THE ASSOCIATED PRESS
August 31, 2012 – 2:34 pm EDT
KANSAS CITY, Mo. — An employee of Kansas City’s Roman Catholic diocese has backed away from her sworn testimony that the bishop said “boys will be boys” when discussing lewd images on a priest’s laptop.
Bishop Robert Finn is the highest-ranking Catholic official in the U.S. to be charged with shielding an abusive priest and faces similar accusations in civil litigation.
Julie Creech, the diocese’s director of management and information systems, said through her attorney late Thursday that she had “misspoken” when recalling her conversation with Finn.
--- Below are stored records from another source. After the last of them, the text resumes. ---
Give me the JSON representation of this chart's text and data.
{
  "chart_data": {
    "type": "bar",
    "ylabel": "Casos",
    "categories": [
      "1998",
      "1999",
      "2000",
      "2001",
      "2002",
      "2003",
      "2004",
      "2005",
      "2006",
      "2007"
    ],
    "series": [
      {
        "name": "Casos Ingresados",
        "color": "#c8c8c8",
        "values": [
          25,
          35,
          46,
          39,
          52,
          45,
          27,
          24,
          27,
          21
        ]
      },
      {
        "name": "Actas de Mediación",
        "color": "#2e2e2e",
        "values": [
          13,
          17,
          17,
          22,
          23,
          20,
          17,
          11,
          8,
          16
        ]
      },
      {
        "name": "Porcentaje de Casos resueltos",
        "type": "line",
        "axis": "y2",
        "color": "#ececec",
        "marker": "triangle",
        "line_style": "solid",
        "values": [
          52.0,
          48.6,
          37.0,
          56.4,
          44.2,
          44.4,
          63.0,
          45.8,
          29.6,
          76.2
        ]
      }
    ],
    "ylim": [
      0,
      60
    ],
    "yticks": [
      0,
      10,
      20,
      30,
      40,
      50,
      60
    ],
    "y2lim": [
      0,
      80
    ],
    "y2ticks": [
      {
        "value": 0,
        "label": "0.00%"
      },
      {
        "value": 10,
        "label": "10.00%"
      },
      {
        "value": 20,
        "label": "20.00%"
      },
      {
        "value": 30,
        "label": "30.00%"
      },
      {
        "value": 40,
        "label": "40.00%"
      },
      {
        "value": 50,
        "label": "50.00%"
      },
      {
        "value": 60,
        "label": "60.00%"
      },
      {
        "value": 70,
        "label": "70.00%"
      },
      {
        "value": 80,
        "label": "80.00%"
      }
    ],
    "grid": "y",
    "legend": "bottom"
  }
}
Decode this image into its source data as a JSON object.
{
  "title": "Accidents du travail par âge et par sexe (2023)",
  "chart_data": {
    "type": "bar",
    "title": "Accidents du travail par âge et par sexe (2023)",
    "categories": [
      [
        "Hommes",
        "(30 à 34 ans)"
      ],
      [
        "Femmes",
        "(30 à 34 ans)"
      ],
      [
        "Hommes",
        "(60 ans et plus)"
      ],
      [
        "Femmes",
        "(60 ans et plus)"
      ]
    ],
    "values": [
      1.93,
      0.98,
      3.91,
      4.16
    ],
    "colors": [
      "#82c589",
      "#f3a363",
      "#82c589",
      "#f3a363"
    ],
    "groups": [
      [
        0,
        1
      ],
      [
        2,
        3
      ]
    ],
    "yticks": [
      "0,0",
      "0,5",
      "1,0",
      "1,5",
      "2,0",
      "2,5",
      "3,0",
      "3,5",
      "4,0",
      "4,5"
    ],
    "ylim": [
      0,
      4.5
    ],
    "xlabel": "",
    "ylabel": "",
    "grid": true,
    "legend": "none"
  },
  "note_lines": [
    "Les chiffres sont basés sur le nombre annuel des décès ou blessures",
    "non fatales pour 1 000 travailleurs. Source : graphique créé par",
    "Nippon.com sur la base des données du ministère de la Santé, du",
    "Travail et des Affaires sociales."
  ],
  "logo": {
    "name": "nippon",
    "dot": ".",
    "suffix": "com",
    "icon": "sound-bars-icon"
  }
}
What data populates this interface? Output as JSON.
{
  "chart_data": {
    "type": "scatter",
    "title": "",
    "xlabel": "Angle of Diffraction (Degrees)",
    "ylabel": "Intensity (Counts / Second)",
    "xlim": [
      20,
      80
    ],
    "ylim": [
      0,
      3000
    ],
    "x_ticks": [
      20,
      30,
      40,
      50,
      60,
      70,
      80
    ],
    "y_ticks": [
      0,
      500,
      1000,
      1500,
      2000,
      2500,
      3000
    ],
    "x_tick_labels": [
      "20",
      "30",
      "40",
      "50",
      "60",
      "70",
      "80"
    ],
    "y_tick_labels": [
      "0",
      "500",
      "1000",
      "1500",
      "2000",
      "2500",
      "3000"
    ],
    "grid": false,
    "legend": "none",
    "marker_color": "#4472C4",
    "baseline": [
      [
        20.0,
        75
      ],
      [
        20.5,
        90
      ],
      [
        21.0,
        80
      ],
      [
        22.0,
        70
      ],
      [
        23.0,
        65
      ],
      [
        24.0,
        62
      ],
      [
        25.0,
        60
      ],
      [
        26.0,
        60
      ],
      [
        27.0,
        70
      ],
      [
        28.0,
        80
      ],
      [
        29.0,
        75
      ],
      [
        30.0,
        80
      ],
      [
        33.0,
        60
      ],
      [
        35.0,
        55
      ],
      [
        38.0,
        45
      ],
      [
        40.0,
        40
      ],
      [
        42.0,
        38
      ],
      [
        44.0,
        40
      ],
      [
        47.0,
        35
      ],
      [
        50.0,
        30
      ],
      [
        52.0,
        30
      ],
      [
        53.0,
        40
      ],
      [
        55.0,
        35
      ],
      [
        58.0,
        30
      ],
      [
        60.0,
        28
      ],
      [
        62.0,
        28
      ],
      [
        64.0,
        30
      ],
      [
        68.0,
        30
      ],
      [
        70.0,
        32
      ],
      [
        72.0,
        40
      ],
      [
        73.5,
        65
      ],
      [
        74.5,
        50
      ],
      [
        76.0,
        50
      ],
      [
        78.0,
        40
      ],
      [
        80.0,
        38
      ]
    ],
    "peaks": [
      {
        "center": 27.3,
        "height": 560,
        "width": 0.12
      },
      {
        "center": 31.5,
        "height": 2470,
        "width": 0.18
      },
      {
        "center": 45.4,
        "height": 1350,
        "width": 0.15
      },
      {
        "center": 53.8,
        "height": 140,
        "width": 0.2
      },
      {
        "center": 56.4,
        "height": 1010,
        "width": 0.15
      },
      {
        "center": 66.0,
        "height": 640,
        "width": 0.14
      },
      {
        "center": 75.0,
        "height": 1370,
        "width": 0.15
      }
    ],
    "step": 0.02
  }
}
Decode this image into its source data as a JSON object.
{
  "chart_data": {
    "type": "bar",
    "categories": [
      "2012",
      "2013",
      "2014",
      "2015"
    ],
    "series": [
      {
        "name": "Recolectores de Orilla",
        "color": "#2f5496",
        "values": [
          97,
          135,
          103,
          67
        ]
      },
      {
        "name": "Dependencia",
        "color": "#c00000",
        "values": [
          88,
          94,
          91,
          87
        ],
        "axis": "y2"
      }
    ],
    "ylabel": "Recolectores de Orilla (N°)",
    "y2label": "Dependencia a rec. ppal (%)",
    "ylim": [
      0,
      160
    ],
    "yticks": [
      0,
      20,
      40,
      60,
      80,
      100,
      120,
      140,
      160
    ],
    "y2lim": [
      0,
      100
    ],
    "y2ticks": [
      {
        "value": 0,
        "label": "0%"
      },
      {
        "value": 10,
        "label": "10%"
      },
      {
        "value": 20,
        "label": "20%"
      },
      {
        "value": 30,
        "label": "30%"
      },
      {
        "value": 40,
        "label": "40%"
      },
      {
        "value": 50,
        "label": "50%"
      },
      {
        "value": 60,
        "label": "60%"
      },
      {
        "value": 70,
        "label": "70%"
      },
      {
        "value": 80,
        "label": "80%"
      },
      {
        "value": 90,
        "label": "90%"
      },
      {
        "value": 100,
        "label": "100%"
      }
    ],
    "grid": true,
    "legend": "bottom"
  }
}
A partial transcript of the Aug. 17 deposition shows Creech said: “He did indicate that, you know, sometimes priests do things that they shouldn’t, and he said, you know, he said, ‘Sometimes boys will be boys.’ I really got the feeling that maybe he didn’t understand or didn’t — I don’t think he saw what I saw, so I felt like I was maybe upset — I think I was upset in a different way than he was because of what I had seen.”
John Gromowsky, an attorney representing Creech, said in a written statement that his client wanted to “correct her mistaken testimony,” which was given in a civil case in Jackson County.
“The statement Julie Creech attributed to Bishop Finn during her deposition that ‘boys will be boys’ is not consistent with her recollection of any conversations she had with the bishop concerning the Shawn Ratigan matter,” Gromowsky said in a statement. “Following the deposition, Julie realized she had misspoken.”
The Kansas City Star (http://bit.ly/OCj2rF) first reported that the deposition was included Thursday in a court filing for a lawsuit alleging that the Rev. Shawn Ratigan abused a 9-year-old girl months after the diocese learned of the photos. Ratigan has pleaded guilty to federal charges of producing child pornography.
Finn and the diocese are set to go on trial Sept. 24 on misdemeanor charges of failing to report suspected child abuse. Finn has pleaded not guilty.
Prosecutors plan to call Creech as a witness in the criminal case. It was previously disclosed that Creech alerted the diocese to hundreds of images of small children — some pornographic — after finding them on Ratigan’s computer in December 2010. Creech testified in the recent deposition that she urged a priest responsible for reviewing sex claims to call 911, but the diocese didn’t go to police until May 2011.
The Survivors Network of those Abused by Priests, or SNAP, questioned in a written statement Friday whether Creech had been pressured to change her story.
“Something here just doesn’t pass the ‘smell test,’ ” the statement said.
Finn has maintained that he didn’t see the images and initially relied on subordinates. Diocese spokeswoman Jack Smith said he couldn’t comment because the deposition is part of “a pending motion in a pending case.”
Rebecca Randles, the lawyer representing the girl and her parents who filed the lawsuit, didn’t immediately return a phone call from The Associated Press. She noted in Thursday’s motion that she had been accused of misrepresenting facts and filed portions of the Creech deposition to establish that the diocese knew of the lewd photos.
The day after the photos were found, Ratigan was found unconscious in his garage, his motorcycle running and an apologetic note nearby. Finn in turn sent Ratigan out of state for a psychiatric evaluation.
When the priest returned to Missouri, Finn sent him to the Sisters of St. Francis of the Holy Eucharist, where he was to say Mass for the sisters and be away from children.
The diocese went to police after the church received reports Ratigan had violated those orders.